Whatever it is that you would like to do with the extra time, figure that out and write it down. You can even post it on a sticky note somewhere that you’ll see it often.
You wouldn’t go from not working out at all to running marathons in a day. Same thing with changing your sleep habits.
Depending on how sensitive you are, you can change the increments of what time you wake up by 15 or 30 minutes each day or two. So if you currently wake up at 7 am – set an alarm for 6:45 am tomorrow.
Then once you get used to that time, back it up even more. Do this until you get to the time that you want to wake up.
Get Quality Sleep
If you’re going to be waking up early, then you want every minute of sleep that you get to be of good quality. You can’t get it right every night, but if you make a few of these changes then you’ll get close.
Create a “bedtime routine.” This signals to your body that it’s almost time to go to sleep. Don’t look at your electronics for about an hour before you go to bed.
Sleep in a cool dark room. If you need noise in the room then try a white noise machine or a meditation app instead of the TV.
Try to go to bed at the same time every night. If you implement even a few of these, your sleep health could get better.
Purchase a Salt Lamp
If you are sleeping in a dark room then a salt lamp can help wake you up naturally. You can buy them with built-in timers so they will dim when it is time for sleep and brighten when it is time to wake up.
While there haven’t been any proven health benefits to using a salt lamp, some people do report feeling more relaxed. This may be for some people and not for others, but I wouldn’t knock it until you try it.
These also make for a great gift idea so put it on your Christmas or Birthday list if you don’t want to buy one yourself.
Sleep With Your Phone Across The Room
Since you aren’t supposed to look at electronics for at least an hour before bed, you can leave your phone across the room and read a book instead.

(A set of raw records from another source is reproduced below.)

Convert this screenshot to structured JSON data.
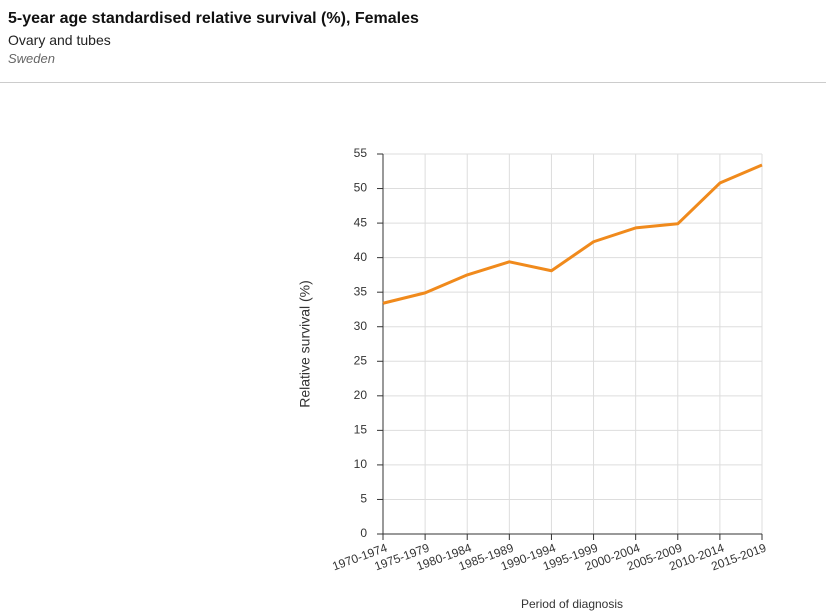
{
  "chart_data": {
    "type": "line",
    "title": "5-year age standardised relative survival (%), Females",
    "subtitle": "Ovary and tubes",
    "caption": "Sweden",
    "x_label": "Period of diagnosis",
    "y_label": "Relative survival (%)",
    "categories": [
      "1970-1974",
      "1975-1979",
      "1980-1984",
      "1985-1989",
      "1990-1994",
      "1995-1999",
      "2000-2004",
      "2005-2009",
      "2010-2014",
      "2015-2019"
    ],
    "series": [
      {
        "name": "Sweden",
        "color": "#f08a1c",
        "values": [
          33.4,
          34.9,
          37.5,
          39.4,
          38.1,
          42.3,
          44.3,
          44.9,
          50.8,
          53.4
        ]
      }
    ],
    "ylim": [
      0,
      55
    ],
    "yticks": [
      0,
      5,
      10,
      15,
      20,
      25,
      30,
      35,
      40,
      45,
      50,
      55
    ],
    "grid": true
  }
}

I found this to be a game-changer with helping me wake up early. When my alarm goes off, I immediately have to get up and go turn it off so it doesn’t wake anyone else in my house.
Since I’m already up, it makes it so much easier to not just roll over and fall back asleep.

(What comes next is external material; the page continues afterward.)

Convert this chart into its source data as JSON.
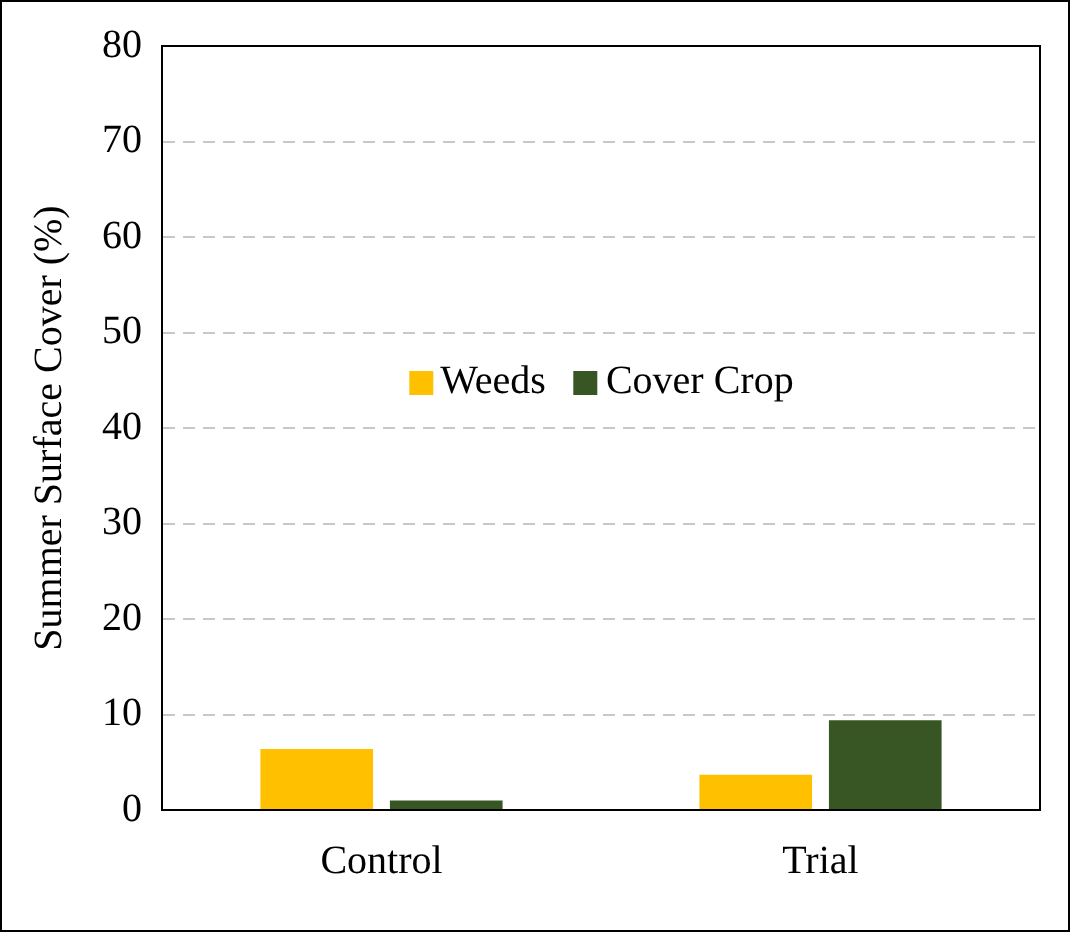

Get an Interactive Alarm Clock
There are apps that you can download that make you solve a puzzle before the alarm will turn off. This helps to wake your brain up out of the fog.
Apps like AlarmMon and Memory Alarm Clock give you little mini-games to play that you must complete before your alarm turns off.

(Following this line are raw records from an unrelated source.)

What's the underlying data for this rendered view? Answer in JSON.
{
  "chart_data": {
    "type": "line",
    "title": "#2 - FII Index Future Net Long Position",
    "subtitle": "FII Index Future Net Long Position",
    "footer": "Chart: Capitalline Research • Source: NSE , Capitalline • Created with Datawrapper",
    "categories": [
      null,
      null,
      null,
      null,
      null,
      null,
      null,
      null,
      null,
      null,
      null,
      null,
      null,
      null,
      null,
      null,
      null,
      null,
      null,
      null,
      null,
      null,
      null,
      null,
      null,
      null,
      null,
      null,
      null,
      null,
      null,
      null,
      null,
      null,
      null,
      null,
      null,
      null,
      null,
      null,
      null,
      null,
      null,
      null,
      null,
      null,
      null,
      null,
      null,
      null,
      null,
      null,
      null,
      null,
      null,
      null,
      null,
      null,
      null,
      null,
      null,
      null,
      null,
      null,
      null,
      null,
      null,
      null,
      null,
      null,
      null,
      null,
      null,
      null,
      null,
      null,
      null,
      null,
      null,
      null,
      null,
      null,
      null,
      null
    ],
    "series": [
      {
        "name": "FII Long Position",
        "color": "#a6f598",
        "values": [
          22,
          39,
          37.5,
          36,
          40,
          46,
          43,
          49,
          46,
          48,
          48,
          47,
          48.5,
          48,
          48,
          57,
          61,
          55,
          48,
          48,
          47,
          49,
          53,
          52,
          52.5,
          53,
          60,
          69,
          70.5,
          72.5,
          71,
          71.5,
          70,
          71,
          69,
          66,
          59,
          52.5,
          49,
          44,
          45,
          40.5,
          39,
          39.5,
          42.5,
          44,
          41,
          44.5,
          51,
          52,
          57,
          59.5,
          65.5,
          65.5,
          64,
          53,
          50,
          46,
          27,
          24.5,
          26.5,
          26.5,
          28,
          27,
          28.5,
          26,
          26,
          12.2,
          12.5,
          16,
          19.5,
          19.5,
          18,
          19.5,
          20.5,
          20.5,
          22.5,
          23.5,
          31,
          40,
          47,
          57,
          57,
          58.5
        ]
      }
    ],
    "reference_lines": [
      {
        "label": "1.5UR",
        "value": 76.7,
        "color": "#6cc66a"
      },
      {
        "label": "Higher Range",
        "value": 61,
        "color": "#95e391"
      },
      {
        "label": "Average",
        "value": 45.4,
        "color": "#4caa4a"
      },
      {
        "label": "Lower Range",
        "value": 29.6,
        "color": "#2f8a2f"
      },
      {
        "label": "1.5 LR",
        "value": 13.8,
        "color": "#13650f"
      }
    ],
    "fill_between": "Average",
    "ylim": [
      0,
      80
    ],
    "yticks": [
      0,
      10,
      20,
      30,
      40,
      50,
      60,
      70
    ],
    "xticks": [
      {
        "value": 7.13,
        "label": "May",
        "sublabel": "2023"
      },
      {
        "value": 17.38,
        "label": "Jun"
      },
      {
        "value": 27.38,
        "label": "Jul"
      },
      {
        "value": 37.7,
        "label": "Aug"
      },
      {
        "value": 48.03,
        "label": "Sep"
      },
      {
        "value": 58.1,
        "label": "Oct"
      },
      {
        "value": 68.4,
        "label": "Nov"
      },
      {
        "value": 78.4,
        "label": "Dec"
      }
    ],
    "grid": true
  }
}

There are also physical interactive alarm clocks that either make you chase something, complete a task, or shake the clock.
Stretch & Drink Some Water
You would be surprised at how much these simple steps will wake you up. As soon as you get up and turn your alarm off, reach your arms up toward the ceiling and stretch as far as you can go.
If you want, you can create a 5-minute stretching routine or do a 10-minute yoga routine – whatever works for you.
Keep a cup beside your sink so you can drink some water first thing when you wake up. It doesn’t matter whether you do it before or after you stretch.
Try to Implement a Morning Routine
Ever heard of the Miracle Morning? People who have implemented this absolutely sing its praises. The basis of the book is creating a morning routine with six different elements.
The six elements are reading, movement, journaling, affirmations, visualization, and meditation. Even if you don’t implement all of these, even just a few will make for a great routine.
The whole point is to carve out time for yourself and fill your cup before the day. Routines help because that is how we form habits.
If you can get into a morning routine your brain will get used to this habit so you know what to do as soon as you wake up. The less you have to think about it, the easier it will be to start your morning.